When programs crash, Windows Update fails, or error messages pop up, you (as administrator) need to be informed. You can use Task Scheduler to automatically send you a message in case something goes wrong on one of your PCs. Here’s how.

Set up a Basic Task as described above. After you’ve entered a name, such as “Error notification,” select “When a specific event is logged.”


Task Scheduler shows all the events that occur in Windows 7’s “Event Viewer.” So, for example, if a Windows Update failed to install, you see an event like this in the Event Viewer in the “Windows Logs/Setup” category:


There are literally thousands of events, which is why you need to know exactly which event Task Scheduler should report.

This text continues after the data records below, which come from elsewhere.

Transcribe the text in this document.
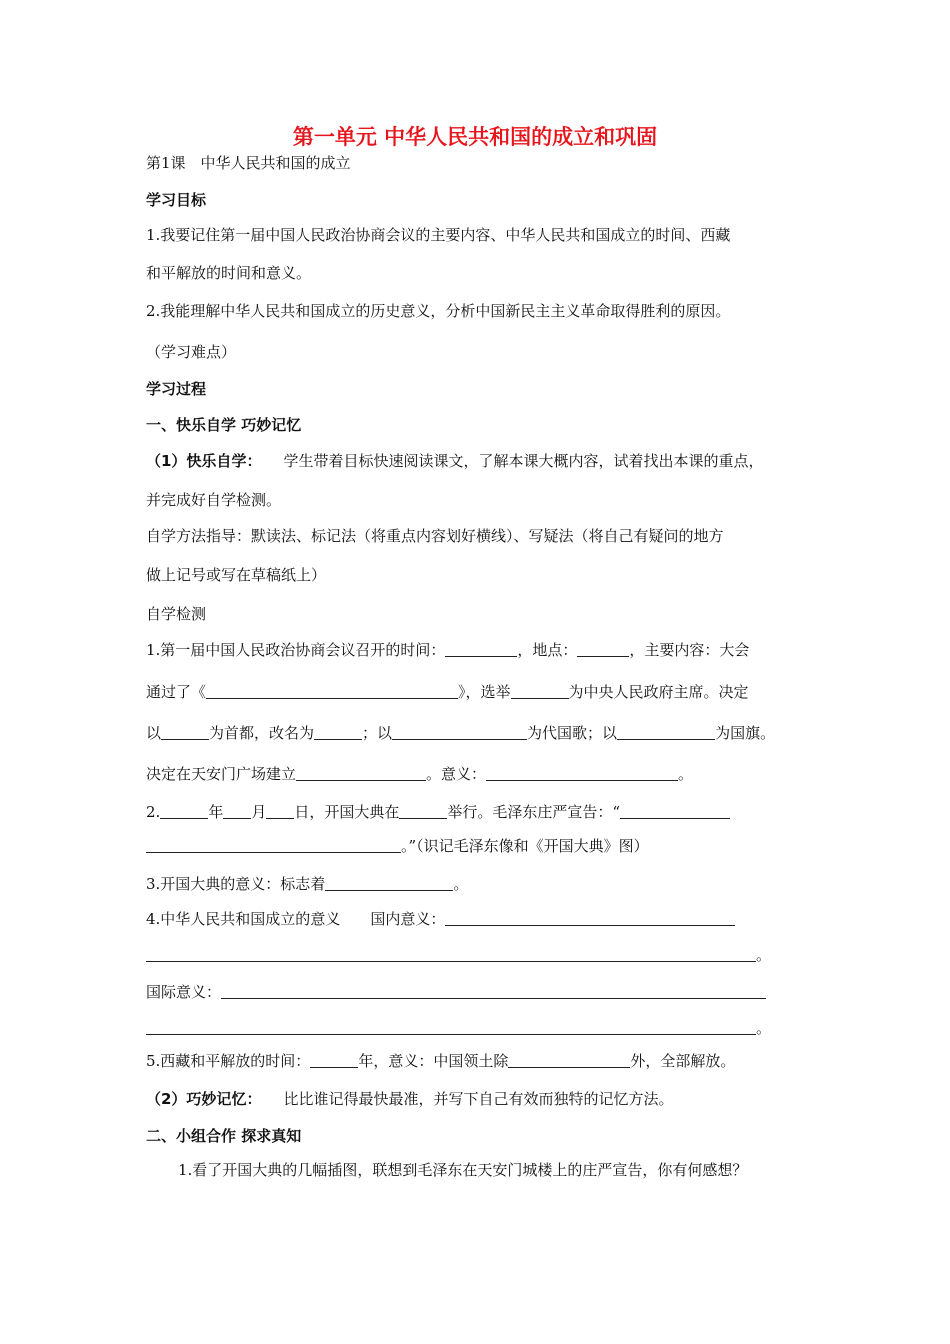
第一单元 中华人民共和国的成立和巩固
第1课　中华人民共和国的成立
学习目标
1.我要记住第一届中国人民政治协商会议的主要内容、中华人民共和国成立的时间、西藏
和平解放的时间和意义。
2.我能理解中华人民共和国成立的历史意义，分析中国新民主主义革命取得胜利的原因。
（学习难点）
学习过程
一、快乐自学 巧妙记忆
（1）快乐自学： 学生带着目标快速阅读课文，了解本课大概内容，试着找出本课的重点，
并完成好自学检测。
自学方法指导：默读法、标记法（将重点内容划好横线）、写疑法（将自己有疑问的地方
做上记号或写在草稿纸上）
自学检测
1.第一届中国人民政治协商会议召开的时间：	，地点：	，主要内容：大会
通过了《	》，选举	为中央人民政府主席。决定
以	为首都，改名为	；以	为代国歌；以	为国旗。
决定在天安门广场建立	。意义：	。
2.	年 月 日，开国大典在	举行。毛泽东庄严宣告：“
。”（识记毛泽东像和《开国大典》图）
3.开国大典的意义：标志着	。
4.中华人民共和国成立的意义　　国内意义：
。
国际意义：
。
5.西藏和平解放的时间：	年，意义：中国领土除	外，全部解放。
（2）巧妙记忆： 比比谁记得最快最准，并写下自己有效而独特的记忆方法。
二、小组合作 探求真知
1.看了开国大典的几幅插图，联想到毛泽东在天安门城楼上的庄严宣告，你有何感想？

In our little example, we know that the Windows Update error has the Event ID “3” so we tell Task Scheduler to react to only this specific event. To do that, go to “Log” and select “Setup”. Under “Source”, make sure that “WUSA” is selected. Finally, enter the Event ID that occurred, “3” in our example:

As you can see, in this process we exactly mirrored the Event Viewer’s output in the Task Scheduler wizard.

Click on “Next” and select “Send an e-mail.” Enter the e-mail address, the subject, and the company’s SMTP server to use. You can also specify an e-mail attachment! In our case, the Windows Update log (C:\Windows\Windows Update.log) might be helpful. (If you have trouble setting up the mail notification, this TechNet Community blog post might be helpful.) Finally, click on “Next” and finish the wizard.

You don’t have to limit the notification to a single certain error. You could configure this notification to be sent when a certain event type occurs, such as any “Critical” error. Fire up Task Scheduler and double-click on the event you just created. Go to “Triggers” and open up the trigger properties for “On an event.” Select “Custom” and click on “New Event Filter”:
Here you can choose what kind of events are reported back to you. In our example, we only want critical events and warnings from the categories “System” and “Applications.”

There is no need for us to explain every bit of functionality Task Scheduler has to offer; by creating a Task, playing with Triggers and setting up Actions, you have learned the most important steps. As you surely have noticed, this tool is absolutely powerful and be configured to do so much more.